A short time ago a few of us were visiting a great stone quarry. We went first to the finishing rooms, where were beautiful specimens of monuments, with artistic, delicate ornamental work, and perfect polish. Great building-stones, rounded pillars, and various specimens of the stonecutter's art were exhibited, and prepared for their places in some majestic structure. Outside were immense blocks of solid granite lifted up by powerful cranes; on another side, what might be called refuse was being broken up, accurately and carefully, into paving-blocks.
We approached the edge of the immense pit or quarry, whence the stone was brought. Far down were men, drilling and making ready to break off an immense block of granite. It was there the work began. The stone could be of no value until it was detached from the surrounding mass, then brought up from that great depth. Then it could be squared, chiseled, and prepared for its place- "polished after the similitude of a palace."

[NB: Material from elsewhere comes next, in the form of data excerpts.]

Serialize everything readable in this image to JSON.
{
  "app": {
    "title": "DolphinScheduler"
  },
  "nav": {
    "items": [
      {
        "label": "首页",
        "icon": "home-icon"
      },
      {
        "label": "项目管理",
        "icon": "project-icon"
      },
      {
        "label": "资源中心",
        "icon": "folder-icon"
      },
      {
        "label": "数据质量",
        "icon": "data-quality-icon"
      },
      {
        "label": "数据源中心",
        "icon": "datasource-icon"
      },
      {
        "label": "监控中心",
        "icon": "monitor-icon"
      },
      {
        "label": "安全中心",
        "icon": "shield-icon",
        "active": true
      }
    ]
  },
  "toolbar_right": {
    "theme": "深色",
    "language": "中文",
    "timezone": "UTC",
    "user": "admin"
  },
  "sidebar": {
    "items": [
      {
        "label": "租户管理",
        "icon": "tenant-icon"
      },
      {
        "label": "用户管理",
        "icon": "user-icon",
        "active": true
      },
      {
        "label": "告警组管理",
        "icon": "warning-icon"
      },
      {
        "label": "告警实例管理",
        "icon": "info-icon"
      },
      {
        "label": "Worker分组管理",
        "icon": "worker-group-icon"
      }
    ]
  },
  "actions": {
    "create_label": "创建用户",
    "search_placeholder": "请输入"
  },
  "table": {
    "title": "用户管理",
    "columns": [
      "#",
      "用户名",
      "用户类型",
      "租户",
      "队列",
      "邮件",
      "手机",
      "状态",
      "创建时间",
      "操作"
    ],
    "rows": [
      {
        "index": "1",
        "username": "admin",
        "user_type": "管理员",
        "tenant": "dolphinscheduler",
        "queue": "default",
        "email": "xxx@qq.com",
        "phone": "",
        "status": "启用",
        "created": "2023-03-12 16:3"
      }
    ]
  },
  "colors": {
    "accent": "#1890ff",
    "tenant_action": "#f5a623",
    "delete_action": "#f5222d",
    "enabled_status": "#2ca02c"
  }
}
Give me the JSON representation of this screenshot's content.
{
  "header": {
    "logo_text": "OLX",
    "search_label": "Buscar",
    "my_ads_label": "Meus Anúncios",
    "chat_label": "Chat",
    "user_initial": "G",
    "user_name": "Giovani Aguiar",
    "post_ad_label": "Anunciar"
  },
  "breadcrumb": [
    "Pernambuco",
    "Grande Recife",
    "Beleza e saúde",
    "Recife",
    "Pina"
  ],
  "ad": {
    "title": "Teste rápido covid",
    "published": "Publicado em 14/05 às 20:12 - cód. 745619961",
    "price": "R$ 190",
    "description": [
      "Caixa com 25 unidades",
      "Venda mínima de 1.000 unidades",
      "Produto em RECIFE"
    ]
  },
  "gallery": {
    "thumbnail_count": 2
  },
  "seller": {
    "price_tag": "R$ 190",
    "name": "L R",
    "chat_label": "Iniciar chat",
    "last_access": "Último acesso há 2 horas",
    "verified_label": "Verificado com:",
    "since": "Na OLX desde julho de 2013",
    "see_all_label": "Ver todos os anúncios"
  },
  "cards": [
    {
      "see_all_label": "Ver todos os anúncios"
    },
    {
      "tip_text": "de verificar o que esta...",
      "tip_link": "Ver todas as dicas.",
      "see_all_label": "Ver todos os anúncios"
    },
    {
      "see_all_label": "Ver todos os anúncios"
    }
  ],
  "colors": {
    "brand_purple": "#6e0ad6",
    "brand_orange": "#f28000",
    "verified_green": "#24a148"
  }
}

And is not this God's way of fashioning stones for His spiritual house? Deep down in those pits of fallen nature, held fast in the bonds of habit and of evil, He finds men. First of all, with the drills of conviction He bores down into the hard heart, and at last by the power of His Spirit and truth, that soul is broken loose, and raised up to where His fashioning work begins. "But God who is rich in mercy, for His great love wherewith He loved us, even when we were dead in sins, hath quickened us together with Christ." There is the detaching work done in the quarry's depth. "And hath raised us up together:" then the mighty "derrick" has lifted the soul out of the place of death and judgment. What power has done it? "According to the working of His mighty power, which He wrought in Christ, when He raised Him from the dead."
But now the great work of fitting these living stones for their appointed place begins. Great pieces often have to be broken off, so, long-formed habits, old associations, have to be broken from the believer. The mighty hammer of God's word breaks off many a fond hope, many a favorite pleasure. Humiliating and painful it may be, but what blessed results! "We are His workmanship," and a beautiful stone is ready for its place in the temple of God," a "pillar" in that house, to go no more out forever; a monument of mercy and grace, not to be placed upon a grave, but a monument of life to display the glory of that grace which has thus made us "meet to be partakers of the inheritance of the saints in light."
So let us not repine at the chisel and the drill; let us not be perturbed by the noise, or unduly discouraged by the dust. The end will be praise to the great Workman:"That in the ages to come He might show the exceeding riches of His grace, in His kindness toward us through Christ Jesus." S. R.